SMALL MOUNTAINS IN THE EASTERN WHITES: 7/14/11
In the course of checking a bunch of trails and trailheads for the guidebook, I enjoyed a pair of 4 1/2 mile hikes on small mountains in the Maine section of the WMNF. Unfortunately, my camera conked out early in the day with a "lens error" message. This is a little cheesy, but I've used photos from earlier hikes on the same mountains to illustrate the second part of this short (by "Mountain Wandering" standards) post.
The first hike was over Little and Big Deer Hills, across the Cold River valley from the Baldfaces. Both Little Deer (1,090 ft.) and Big Deer (1,367 ft.) have fine view ledges, and there's a nice trail network maintained by the Chatham Trails Association that makes various loops possible.
This photo shows the Deer Hills as viewed from the White Cairn Trail on Blueberry Mountain to the north.
I parked at the Baldface Circle trailhead lot and set out about 7:15 on a gorgeous sunny morning.
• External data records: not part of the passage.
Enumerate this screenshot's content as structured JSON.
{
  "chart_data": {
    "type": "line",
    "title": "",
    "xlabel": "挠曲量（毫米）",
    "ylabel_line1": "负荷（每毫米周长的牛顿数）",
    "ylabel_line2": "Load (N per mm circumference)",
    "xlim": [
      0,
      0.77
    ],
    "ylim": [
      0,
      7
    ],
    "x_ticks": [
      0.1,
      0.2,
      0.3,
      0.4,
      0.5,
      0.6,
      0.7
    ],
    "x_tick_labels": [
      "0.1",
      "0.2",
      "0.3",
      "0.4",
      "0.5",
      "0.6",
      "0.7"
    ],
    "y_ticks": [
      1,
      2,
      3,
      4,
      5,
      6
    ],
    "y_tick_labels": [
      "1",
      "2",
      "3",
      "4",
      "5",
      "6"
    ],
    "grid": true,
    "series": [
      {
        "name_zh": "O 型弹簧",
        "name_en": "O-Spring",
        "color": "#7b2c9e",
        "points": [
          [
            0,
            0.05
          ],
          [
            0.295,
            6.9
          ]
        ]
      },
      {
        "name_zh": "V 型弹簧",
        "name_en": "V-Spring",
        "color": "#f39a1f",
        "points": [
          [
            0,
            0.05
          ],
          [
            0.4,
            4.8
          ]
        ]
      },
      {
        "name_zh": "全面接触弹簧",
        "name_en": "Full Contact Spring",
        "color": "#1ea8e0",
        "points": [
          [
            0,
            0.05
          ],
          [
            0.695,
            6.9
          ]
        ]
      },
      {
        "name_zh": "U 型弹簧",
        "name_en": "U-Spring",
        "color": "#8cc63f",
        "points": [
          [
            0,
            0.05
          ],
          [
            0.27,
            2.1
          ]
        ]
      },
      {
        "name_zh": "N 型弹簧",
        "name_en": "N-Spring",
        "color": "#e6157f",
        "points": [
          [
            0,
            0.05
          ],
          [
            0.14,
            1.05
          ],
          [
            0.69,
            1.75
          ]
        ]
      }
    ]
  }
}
I followed the Deer Hill Connector to the Cold River, crossed on the concrete abutments of the Chester Dam, and made the moderate climb to Little Deer, where there is a big open ledge at the summit.
The Baldface Range was all lit up in the morning sun. L to R are Eastman, Sable peering over in back, South Baldface and North Baldface.
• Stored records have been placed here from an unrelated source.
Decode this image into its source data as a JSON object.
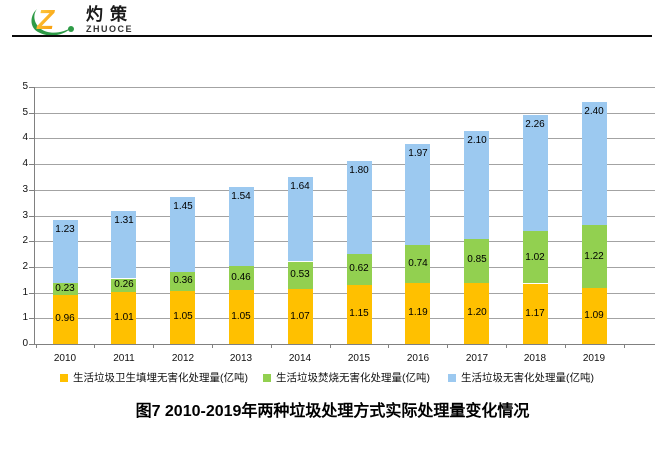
{
  "logo": {
    "brand_cn": "灼策",
    "brand_en": "ZHUOCE"
  },
  "figure_title": "图7  2010-2019年两种垃圾处理方式实际处理量变化情况",
  "chart_data": {
    "type": "bar",
    "stacked": true,
    "title": "图7  2010-2019年两种垃圾处理方式实际处理量变化情况",
    "categories": [
      "2010",
      "2011",
      "2012",
      "2013",
      "2014",
      "2015",
      "2016",
      "2017",
      "2018",
      "2019"
    ],
    "series": [
      {
        "name": "生活垃圾卫生填埋无害化处理量(亿吨)",
        "color": "#FFC000",
        "values": [
          0.96,
          1.01,
          1.05,
          1.05,
          1.07,
          1.15,
          1.19,
          1.2,
          1.17,
          1.09
        ]
      },
      {
        "name": "生活垃圾焚烧无害化处理量(亿吨)",
        "color": "#92D050",
        "values": [
          0.23,
          0.26,
          0.36,
          0.46,
          0.53,
          0.62,
          0.74,
          0.85,
          1.02,
          1.22
        ]
      },
      {
        "name": "生活垃圾无害化处理量(亿吨)",
        "color": "#9CC9F0",
        "values": [
          1.23,
          1.31,
          1.45,
          1.54,
          1.64,
          1.8,
          1.97,
          2.1,
          2.26,
          2.4
        ]
      }
    ],
    "xlabel": "",
    "ylabel": "",
    "ylim": [
      0,
      5
    ],
    "ytick_step": 0.5,
    "ytick_labels_top_to_bottom": [
      "5",
      "5",
      "4",
      "4",
      "3",
      "3",
      "2",
      "2",
      "1",
      "1",
      "0"
    ],
    "value_label_decimals": 2,
    "grid": true,
    "legend_position": "bottom",
    "units": "亿吨"
  }
}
Then I descended partway down the steep Ledges Trail (generally not recommended for descent) to an even better view ledge next to the junction of two short trail segments called the "By-Pass" and "Ledges Direct." From here there was a clear view down to the valley floor.
Looking SW to the Kearsarge North area.
I went down the By-Pass, which is less steep and in the woods, then looped back up on the Direct route.
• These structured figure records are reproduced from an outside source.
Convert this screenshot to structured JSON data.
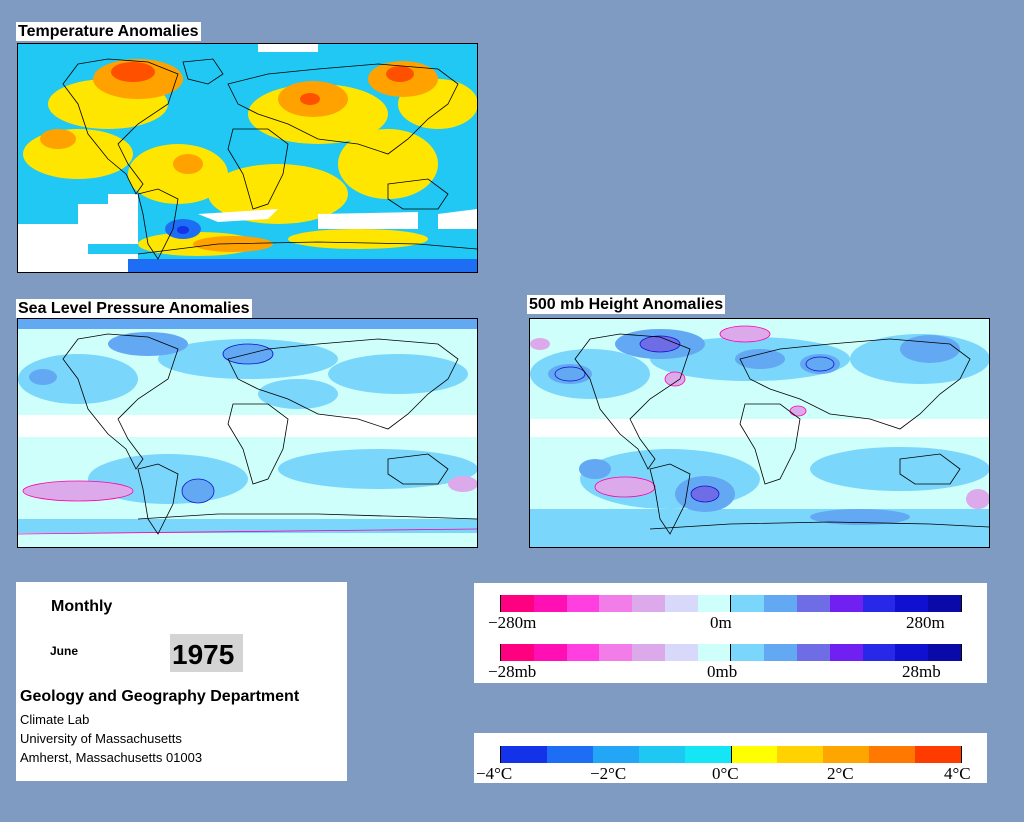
{
  "maps": {
    "temperature": {
      "title": "Temperature Anomalies"
    },
    "slp": {
      "title": "Sea Level Pressure Anomalies"
    },
    "height500": {
      "title": "500 mb Height Anomalies"
    }
  },
  "info": {
    "period": "Monthly",
    "month": "June",
    "year": "1975",
    "department": "Geology and Geography Department",
    "lab": "Climate Lab",
    "university": "University of Massachusetts",
    "address": "Amherst, Massachusetts 01003"
  },
  "legends": {
    "height": {
      "min": "−280m",
      "mid": "0m",
      "max": "280m"
    },
    "pressure": {
      "min": "−28mb",
      "mid": "0mb",
      "max": "28mb"
    },
    "temperature": {
      "labels": [
        "−4°C",
        "−2°C",
        "0°C",
        "2°C",
        "4°C"
      ]
    }
  },
  "colors": {
    "anomaly_scale": [
      "#ff0080",
      "#ff0fb4",
      "#ff3fdf",
      "#f27ce8",
      "#dca9eb",
      "#d8d8fa",
      "#cffffa",
      "#7ad6fb",
      "#63a8f3",
      "#6f6de5",
      "#7020f0",
      "#2828e8",
      "#1010d0",
      "#0a0aa8"
    ],
    "temperature_scale": [
      "#1432e8",
      "#1e6ef5",
      "#22a6f5",
      "#1ec8f2",
      "#14e6f5",
      "#ffff00",
      "#ffd200",
      "#ffa500",
      "#ff7800",
      "#ff3c00"
    ]
  }
}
A cool ledge by the lower junction.
The direct route goes up through a neat boulder cave, with a good scramble above. Fun stuff! After this, the camera ceased functioning.
I went back to the summit of Little Deer, then down into a saddle amidst nice open woods of hemlock and hardwoods and up to Big Deer. Just past the summit, a great south-facing crag beckoned for a long break in the sun. Here's a shot taken there on a snowshoe trip a few years ago. The white area in the valley is Deer Meadow Bog. From there the Deer Hills Trail led on a nice descent down the south ridge, with another good outlook. I then took the Deer Hills Bypass back to the Cold River dam, where there are expansive ledges at the water's edge and a nice pool behind the dam. This hike packs a lot of fine scenery into a small package - highly recommended.
Later in the day, after several trailhead checks, I climbed Albany Mountain from the northern trailhead for Albany Notch Trail on Crocker Pond Road. A part of the Albany Notch Trail has been closed due to beaver flooding, but you can still climb Albany Mountain. There is another potential beaver flooding area 0.4 mi. in, but on this day it was easy to get across on sticks and logs.
After climbing a mile and a half through the woods, the trail emerges on gently sloping ledges amidst stands of red pine with a partial view to the west.
At trail's end, just north of the actual summit, the view is limited, but if you descend 50 yd. east to the edge of the ridge you can find a nice open vista, with Broken Bridge Pond seen down in the lowlands.
The best views are found by exploring south down the ridge, while trying to minimize lichen trampling. There are cairns all over the place, and a few of them may even be useful for navigation. These ledges have good views to the west and NW; Caribou Mountain is seen in the center.
This spot has an unusual view looking down at Number Eight Pond, one of the least-known water bodies in the Whites. Miles Knob and Speckled Mountain are seen beyond.
The best spot is at the SW end of the ridge, about 0.2 mi. from the summit. These open ledges offer a sweeping view, including over Keewaydin Lake with Pleasant Mountain beyond...
...and all the way out to Black Cap, Kearsarge North, North Moat, the Tripyramids, Doublehead and the Baldface Range. Virginia Lake, which is in the WMNF, is seen on the L. It probably won't happen, but this spot would make a wonderful destination for a short extension of the Albany Mountain Trail. This is a nice quiet area of the Whites, kind of like the Benton Range on the west, well worth visiting.